Now our application instrumented metrics does not contain quantiles but shall contain buckets and this can easily be aggregated in prometheus by running below command to your expression browser.

histogram_quantile(0.5, sum(rate(django_request_latency_seconds_bucket{endpoint="/polls/2xx_success/"}[1m])) by (le))

I usually get the output to be around 0.63-0.7. I hope you get something similar.

This is the aggregated 0.5 quantile (median) from all statsd-exporter instances. Similarly, in the above PromQL we can replace 0.5 by 0.9 and 0.95 to get the 90th percentile and 95th percentile respectively.

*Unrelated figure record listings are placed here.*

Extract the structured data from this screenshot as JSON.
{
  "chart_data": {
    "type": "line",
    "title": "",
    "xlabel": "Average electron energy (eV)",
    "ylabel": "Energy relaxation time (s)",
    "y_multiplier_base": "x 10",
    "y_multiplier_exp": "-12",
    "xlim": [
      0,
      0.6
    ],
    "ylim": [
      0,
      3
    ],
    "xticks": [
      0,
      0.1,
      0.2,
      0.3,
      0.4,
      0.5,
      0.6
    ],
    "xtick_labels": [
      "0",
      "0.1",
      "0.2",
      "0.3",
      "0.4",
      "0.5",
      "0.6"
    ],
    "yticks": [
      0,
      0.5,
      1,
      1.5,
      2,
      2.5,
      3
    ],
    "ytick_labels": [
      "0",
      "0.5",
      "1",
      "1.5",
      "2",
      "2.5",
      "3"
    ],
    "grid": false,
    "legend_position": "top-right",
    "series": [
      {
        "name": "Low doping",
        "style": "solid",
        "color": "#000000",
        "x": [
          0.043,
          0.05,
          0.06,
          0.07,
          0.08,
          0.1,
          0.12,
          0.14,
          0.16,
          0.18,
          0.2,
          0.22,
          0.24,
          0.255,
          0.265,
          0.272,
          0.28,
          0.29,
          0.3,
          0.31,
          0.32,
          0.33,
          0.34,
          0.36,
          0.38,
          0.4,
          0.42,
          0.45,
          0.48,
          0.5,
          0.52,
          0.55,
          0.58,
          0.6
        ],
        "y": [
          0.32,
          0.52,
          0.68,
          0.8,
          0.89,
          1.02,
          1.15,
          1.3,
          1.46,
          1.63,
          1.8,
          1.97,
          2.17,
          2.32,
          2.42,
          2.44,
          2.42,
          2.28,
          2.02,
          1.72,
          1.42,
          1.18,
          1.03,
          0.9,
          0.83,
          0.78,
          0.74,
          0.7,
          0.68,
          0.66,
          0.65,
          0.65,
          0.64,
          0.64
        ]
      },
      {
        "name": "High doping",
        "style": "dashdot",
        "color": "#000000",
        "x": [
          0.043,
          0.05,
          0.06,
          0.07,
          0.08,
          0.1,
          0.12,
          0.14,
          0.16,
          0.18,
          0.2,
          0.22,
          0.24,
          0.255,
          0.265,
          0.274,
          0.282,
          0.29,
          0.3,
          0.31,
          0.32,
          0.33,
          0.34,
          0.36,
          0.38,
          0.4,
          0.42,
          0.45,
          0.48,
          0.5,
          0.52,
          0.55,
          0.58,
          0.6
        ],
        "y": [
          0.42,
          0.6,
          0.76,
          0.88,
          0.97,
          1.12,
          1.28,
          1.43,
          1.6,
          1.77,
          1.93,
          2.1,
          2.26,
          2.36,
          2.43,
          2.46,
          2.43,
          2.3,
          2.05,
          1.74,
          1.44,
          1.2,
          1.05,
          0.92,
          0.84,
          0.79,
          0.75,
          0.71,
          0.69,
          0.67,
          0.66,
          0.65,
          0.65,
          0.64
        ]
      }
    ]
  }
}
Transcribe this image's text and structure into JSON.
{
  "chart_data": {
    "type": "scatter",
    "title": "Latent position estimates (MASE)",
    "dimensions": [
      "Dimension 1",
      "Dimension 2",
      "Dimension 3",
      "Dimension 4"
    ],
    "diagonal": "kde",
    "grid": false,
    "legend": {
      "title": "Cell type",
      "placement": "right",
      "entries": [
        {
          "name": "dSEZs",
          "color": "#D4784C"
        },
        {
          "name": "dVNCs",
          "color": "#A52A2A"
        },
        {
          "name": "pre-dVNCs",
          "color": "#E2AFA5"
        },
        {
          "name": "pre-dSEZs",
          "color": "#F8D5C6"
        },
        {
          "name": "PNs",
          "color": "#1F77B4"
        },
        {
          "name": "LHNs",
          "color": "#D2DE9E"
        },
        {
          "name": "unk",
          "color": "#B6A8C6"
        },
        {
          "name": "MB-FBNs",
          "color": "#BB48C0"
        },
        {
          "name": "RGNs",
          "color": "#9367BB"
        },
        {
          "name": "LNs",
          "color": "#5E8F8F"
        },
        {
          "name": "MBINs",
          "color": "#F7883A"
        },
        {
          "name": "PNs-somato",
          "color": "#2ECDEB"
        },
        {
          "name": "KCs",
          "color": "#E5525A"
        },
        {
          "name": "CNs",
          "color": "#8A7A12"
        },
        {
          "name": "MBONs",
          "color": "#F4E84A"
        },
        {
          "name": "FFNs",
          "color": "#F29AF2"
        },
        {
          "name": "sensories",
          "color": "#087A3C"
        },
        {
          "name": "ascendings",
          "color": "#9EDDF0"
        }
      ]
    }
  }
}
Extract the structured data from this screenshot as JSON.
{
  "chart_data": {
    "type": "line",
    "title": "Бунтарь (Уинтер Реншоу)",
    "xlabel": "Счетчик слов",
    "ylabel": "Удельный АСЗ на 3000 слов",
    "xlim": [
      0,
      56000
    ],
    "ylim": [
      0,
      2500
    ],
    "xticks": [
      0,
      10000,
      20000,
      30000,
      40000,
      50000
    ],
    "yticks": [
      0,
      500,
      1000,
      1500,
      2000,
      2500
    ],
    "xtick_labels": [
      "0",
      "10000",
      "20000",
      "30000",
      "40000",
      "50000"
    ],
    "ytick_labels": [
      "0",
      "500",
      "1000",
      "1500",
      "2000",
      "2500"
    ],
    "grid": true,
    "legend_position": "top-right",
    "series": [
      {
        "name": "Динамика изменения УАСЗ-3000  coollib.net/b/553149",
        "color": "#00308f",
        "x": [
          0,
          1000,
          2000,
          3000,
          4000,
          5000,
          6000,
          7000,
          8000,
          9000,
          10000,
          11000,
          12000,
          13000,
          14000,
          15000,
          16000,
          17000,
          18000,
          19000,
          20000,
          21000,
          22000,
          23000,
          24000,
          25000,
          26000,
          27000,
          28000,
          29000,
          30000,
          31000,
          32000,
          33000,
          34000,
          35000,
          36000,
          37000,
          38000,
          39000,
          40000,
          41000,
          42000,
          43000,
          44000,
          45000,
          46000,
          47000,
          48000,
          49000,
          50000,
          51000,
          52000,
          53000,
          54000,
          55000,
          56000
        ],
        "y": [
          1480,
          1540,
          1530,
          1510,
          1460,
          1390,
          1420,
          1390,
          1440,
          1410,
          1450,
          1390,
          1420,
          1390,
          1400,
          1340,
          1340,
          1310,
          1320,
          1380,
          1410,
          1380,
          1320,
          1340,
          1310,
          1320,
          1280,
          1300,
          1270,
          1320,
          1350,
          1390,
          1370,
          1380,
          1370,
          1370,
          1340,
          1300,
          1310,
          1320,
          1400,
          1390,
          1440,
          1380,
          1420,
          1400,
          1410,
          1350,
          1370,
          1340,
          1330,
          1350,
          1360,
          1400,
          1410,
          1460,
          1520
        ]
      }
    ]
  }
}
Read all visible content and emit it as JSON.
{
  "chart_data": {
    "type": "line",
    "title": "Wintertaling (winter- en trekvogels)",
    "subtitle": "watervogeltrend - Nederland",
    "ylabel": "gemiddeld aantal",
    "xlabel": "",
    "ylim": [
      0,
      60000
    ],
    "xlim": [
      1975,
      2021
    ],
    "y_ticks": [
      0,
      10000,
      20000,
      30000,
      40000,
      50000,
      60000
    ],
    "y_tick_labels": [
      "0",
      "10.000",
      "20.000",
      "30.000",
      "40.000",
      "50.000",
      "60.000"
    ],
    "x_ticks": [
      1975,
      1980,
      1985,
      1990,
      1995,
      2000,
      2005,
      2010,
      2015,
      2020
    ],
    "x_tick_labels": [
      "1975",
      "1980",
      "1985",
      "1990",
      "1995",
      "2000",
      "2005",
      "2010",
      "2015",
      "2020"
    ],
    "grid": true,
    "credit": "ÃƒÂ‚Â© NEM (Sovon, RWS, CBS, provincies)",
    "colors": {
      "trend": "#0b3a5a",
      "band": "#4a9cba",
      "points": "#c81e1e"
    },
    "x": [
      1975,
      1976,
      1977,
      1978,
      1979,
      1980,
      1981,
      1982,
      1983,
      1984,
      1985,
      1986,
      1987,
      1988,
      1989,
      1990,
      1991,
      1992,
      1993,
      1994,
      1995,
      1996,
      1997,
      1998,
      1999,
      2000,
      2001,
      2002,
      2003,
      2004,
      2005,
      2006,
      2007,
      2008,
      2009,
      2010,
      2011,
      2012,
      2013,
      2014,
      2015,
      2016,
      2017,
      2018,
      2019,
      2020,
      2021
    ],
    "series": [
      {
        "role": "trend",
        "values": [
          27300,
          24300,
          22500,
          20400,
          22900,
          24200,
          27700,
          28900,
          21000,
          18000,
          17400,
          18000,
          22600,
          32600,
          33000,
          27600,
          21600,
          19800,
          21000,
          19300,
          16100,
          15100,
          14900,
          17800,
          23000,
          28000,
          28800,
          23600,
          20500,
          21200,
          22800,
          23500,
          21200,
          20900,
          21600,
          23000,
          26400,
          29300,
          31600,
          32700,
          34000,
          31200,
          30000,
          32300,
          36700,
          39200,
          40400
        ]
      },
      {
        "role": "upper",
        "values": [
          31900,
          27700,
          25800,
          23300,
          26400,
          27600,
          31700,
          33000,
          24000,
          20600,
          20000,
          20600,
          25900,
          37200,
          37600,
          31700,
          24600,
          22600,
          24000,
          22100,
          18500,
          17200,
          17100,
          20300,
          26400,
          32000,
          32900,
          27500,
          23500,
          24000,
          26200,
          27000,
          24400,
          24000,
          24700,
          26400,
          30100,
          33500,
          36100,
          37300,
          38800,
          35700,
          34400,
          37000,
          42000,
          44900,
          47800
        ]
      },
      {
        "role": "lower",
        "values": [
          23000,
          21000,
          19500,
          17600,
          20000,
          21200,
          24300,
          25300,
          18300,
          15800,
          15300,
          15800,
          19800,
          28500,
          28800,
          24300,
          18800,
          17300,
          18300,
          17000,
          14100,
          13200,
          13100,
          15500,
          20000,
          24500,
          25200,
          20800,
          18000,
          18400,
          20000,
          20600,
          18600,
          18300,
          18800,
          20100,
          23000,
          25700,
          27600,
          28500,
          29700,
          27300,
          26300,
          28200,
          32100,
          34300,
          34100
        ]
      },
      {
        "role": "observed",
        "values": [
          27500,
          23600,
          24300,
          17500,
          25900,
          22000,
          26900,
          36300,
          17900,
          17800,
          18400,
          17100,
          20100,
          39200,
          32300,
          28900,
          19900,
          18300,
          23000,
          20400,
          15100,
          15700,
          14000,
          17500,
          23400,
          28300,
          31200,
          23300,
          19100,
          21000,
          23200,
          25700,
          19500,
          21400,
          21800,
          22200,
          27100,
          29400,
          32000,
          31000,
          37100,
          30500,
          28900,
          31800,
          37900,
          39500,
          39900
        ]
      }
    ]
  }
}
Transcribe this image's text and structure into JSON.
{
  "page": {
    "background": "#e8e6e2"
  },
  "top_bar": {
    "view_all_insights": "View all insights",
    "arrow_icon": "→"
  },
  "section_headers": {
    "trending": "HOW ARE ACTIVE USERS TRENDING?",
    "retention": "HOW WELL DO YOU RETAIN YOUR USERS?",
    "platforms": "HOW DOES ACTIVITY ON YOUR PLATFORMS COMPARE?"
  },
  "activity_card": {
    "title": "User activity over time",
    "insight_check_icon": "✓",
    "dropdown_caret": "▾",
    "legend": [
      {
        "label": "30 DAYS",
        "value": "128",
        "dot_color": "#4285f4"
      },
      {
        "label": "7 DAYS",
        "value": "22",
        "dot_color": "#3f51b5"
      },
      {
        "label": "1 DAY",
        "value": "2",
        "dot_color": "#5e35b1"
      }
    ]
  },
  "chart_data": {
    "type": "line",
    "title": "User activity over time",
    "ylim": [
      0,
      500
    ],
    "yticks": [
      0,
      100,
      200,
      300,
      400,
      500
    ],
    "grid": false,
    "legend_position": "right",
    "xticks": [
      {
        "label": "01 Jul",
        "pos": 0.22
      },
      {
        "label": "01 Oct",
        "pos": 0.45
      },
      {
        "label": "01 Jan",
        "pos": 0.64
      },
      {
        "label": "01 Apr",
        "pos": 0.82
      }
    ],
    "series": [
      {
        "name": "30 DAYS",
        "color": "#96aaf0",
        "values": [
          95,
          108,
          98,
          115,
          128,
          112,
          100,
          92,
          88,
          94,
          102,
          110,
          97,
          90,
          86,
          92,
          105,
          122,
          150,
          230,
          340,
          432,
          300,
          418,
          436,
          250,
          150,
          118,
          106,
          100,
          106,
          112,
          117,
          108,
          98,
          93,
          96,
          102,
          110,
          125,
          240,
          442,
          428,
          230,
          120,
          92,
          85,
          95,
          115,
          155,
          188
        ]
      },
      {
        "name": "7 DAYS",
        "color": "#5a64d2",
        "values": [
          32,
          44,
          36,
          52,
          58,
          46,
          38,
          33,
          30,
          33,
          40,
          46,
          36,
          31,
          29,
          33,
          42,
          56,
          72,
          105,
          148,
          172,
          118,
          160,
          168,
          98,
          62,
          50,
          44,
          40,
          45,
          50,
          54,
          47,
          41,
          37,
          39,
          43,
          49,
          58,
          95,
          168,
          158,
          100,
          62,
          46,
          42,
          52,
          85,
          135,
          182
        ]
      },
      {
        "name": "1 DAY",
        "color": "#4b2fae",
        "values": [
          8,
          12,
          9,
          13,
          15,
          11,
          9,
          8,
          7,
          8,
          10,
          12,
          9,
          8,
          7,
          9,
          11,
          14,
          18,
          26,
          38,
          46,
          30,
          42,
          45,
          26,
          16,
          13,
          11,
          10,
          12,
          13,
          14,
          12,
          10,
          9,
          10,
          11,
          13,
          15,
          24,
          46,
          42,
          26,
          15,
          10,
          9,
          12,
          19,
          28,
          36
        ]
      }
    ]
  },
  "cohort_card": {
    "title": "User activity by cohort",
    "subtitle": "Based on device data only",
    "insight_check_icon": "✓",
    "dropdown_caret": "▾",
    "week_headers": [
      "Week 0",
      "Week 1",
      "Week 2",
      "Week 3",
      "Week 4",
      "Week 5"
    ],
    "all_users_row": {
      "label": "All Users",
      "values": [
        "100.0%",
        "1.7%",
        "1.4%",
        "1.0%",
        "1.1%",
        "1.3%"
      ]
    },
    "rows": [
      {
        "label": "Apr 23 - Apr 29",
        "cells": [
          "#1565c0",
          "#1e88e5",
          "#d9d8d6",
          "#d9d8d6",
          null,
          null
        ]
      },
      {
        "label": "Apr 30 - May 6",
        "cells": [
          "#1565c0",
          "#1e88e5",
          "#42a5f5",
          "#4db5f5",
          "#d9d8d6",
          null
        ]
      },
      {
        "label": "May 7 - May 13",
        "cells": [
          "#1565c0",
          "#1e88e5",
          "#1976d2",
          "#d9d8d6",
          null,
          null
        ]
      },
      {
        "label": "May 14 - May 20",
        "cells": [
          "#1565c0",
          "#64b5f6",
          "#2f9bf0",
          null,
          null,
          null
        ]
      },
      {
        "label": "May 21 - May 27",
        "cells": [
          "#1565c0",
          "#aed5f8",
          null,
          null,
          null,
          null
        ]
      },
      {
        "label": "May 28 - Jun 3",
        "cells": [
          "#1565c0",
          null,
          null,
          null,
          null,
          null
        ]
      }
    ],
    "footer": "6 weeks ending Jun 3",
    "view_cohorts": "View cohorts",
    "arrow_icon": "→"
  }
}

Keep in mind to generate load from locustio before running these promql queries since we are working on rate (per second) of metrics or else you shall get NaN in output

SigNoz GitHub repo

Plotting percentiles and 5 slowest endpoints in Grafana

You can get the below graph by applying this query in grafana:

histogram_quantile(0.5, sum(rate(django_request_latency_seconds_bucket{endpoint="/polls/2xx_success/"}[5m])) by (le))

Add 2 more queries with 1st arg to histogram_quantile as 0.9 and 0.99.

request percentiles

To get the 5 slowest endpoints follow blog Graph top N time series in Grafana. A slight change will be the Regex expression for the variable. Check mine from the below image.

regex expression

And, the grafana query becomes

histogram_quantile(0.9, sum(rate(django_request_latency_seconds_bucket{endpoint=~"$slow_endpoints"}[5m])) by (le, endpoint))

Finally the graph we plot is:

slowest urls

I have only 3 endpoints so it displays only 3 endpoints in the graph but this works for >5 endpoints also

I hope, this blog helped those looking for ways to aggregate percentiles/quantiles from multiple instances of statsd-exporter in prometheus.